There is a simple and important difference between religion and 'God' that is lost on those who think their religion is the only way to understand the meaning of the word "God." 

The three major monotheistic religions all proclaim God to be infinite. Think about that in terms of numbers. Since we can use numbers to count to infinity, any single number a person can imagine is equally as valid as any of the other infinite number of numbers a person can think of in counting to infinity. 

The three major monotheistic religions, however, insist that only the way they define such an "infinite" God are true, even though they all contradict each other. One proclaims God is only even numbers, for example, while the other proclaims God is only odd numbers, and the third claims God is an infinite number of fractions, of which there are more than whole numbers. 

What about negative numbers? Negative numbers like -42 are the opposite of positive numbers, so, even though there are as infinite a number of negative numbers as positive numbers, the three major religions want us to think of those as "the devil."

God created all of these numbers, as these religions see it.

But by asserting that God is only one set of numbers and not another, the three major monotheistic religions transform the truly infinite into something less than infinite.

In setting parameters of what God is and is not, in other words, religions crucify the infinite concept of "God" upon the cross of its brand of parameters. Those parameters become dogmas which operate like a cross upon which a religion hangs its tailor made God like a scarecrow.

Put another way, the difference between religion and God is that the former is always a finite man-made means of crucifying the infinite nature of the latter, and by doing so, transform what is equally accessible to each person's imagination into something that can only be purchased with time and money from those selling their particular brand of the word "God."
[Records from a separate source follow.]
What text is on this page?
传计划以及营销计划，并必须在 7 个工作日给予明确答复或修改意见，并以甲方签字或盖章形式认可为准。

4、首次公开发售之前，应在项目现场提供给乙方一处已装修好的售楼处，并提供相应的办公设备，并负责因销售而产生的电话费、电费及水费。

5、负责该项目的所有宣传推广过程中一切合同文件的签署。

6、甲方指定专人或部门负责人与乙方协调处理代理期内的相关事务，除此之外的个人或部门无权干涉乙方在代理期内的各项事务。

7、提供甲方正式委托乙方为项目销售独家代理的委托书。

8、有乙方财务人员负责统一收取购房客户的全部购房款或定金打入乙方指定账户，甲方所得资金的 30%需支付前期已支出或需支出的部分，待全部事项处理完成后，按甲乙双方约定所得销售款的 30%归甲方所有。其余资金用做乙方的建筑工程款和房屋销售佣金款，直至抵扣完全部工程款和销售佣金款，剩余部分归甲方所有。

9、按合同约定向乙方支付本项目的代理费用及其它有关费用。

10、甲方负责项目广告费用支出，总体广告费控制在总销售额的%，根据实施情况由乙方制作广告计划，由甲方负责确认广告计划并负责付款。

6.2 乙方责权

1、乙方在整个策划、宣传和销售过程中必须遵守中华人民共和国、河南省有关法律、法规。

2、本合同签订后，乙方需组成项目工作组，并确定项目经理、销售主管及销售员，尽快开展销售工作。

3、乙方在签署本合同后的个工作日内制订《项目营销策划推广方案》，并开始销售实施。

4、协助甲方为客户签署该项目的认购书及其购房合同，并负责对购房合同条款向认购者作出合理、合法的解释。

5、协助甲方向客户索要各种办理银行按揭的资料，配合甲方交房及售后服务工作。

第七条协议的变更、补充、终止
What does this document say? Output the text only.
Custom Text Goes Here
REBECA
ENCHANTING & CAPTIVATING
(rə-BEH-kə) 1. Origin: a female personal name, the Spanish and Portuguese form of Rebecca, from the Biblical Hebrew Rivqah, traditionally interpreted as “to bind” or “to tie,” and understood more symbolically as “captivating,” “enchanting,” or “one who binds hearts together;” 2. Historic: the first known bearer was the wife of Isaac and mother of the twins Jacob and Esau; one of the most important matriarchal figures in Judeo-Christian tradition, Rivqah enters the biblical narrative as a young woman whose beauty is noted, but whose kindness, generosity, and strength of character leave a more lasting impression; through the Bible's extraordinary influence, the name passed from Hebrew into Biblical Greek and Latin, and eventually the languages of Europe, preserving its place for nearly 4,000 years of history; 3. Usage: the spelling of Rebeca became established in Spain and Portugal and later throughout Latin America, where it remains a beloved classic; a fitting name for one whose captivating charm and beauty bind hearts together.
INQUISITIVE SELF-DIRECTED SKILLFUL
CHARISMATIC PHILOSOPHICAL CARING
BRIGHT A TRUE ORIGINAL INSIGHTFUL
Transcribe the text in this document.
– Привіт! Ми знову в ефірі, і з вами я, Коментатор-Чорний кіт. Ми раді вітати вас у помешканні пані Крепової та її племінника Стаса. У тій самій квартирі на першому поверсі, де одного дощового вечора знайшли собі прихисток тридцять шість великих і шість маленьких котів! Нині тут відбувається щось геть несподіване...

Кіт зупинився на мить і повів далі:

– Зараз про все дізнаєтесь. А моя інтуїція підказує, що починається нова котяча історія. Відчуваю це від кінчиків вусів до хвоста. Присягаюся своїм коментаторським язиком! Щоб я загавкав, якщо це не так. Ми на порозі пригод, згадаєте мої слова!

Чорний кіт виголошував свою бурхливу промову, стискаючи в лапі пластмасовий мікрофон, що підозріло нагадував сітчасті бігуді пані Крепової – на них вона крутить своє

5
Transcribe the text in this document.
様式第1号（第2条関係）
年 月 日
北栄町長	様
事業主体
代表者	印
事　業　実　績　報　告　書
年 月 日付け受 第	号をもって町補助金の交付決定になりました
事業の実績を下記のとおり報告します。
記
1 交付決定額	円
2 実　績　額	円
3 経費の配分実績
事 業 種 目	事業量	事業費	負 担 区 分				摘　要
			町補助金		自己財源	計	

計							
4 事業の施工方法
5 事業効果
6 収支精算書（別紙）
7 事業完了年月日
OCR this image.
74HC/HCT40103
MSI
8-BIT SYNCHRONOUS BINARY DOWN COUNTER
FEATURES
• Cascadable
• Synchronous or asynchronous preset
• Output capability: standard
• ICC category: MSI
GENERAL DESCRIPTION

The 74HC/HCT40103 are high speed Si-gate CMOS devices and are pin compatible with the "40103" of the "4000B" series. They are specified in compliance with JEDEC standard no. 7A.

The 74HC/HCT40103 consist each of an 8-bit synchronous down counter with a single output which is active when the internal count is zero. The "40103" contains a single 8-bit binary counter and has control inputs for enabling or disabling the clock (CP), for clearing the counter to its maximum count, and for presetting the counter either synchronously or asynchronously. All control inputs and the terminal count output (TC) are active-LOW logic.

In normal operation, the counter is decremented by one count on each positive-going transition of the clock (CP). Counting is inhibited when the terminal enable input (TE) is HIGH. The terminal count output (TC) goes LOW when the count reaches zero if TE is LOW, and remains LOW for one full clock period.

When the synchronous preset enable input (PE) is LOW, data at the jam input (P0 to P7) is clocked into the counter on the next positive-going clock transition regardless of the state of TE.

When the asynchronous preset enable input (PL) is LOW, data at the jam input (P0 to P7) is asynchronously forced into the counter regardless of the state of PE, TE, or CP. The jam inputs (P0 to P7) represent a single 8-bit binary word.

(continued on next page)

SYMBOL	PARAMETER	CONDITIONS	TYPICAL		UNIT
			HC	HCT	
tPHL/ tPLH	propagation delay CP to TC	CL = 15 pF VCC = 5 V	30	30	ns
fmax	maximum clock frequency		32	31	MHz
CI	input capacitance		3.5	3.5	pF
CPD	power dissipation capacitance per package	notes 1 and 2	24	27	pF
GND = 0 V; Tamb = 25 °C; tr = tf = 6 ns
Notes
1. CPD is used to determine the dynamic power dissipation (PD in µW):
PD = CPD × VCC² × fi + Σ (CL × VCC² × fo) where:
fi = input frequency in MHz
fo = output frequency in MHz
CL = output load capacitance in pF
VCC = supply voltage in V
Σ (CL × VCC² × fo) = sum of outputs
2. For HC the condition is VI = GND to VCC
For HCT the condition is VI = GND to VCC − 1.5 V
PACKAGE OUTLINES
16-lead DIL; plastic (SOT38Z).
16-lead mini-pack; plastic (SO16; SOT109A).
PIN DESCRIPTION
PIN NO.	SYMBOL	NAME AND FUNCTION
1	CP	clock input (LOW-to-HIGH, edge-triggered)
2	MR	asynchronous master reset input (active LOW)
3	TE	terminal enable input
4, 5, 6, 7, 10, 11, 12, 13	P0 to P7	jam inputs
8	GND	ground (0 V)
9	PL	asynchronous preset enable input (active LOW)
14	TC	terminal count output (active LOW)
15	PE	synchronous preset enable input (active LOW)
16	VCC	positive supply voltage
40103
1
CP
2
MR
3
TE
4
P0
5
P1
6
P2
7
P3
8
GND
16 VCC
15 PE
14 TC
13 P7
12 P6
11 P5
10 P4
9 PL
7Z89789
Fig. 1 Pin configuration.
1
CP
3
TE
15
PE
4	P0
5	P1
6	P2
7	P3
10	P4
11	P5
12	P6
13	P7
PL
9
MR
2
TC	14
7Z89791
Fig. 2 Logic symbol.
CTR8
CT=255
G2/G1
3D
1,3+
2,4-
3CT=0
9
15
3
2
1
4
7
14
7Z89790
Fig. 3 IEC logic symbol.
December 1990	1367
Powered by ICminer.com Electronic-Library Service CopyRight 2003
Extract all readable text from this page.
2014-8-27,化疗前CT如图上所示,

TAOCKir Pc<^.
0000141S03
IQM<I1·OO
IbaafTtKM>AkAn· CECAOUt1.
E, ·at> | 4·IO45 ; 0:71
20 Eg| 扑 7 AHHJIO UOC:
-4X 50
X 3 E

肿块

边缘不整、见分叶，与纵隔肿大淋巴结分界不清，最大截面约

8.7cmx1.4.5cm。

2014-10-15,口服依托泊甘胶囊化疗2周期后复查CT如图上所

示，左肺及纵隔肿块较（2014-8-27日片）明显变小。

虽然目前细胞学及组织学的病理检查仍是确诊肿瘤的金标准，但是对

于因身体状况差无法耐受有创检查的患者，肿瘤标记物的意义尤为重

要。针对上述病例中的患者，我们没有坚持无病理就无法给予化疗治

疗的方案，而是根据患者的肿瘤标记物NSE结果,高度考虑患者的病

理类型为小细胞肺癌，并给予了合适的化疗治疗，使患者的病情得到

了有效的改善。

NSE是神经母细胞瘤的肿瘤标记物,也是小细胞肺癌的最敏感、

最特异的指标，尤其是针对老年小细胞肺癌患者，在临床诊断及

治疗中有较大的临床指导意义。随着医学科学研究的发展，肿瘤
Who does this? Those so afraid of judgement and ungrateful for being alive in the moment that they hope to live forever in an afterlife in which they will finally be free of all their fears, as much of their fears of others who think of an infinite God in numbers different from their own as the fear of being tortured for all eternity for failing to condemn those differences as their religion requires (even though God created those differences just as much as he created all those infinite number of numbers).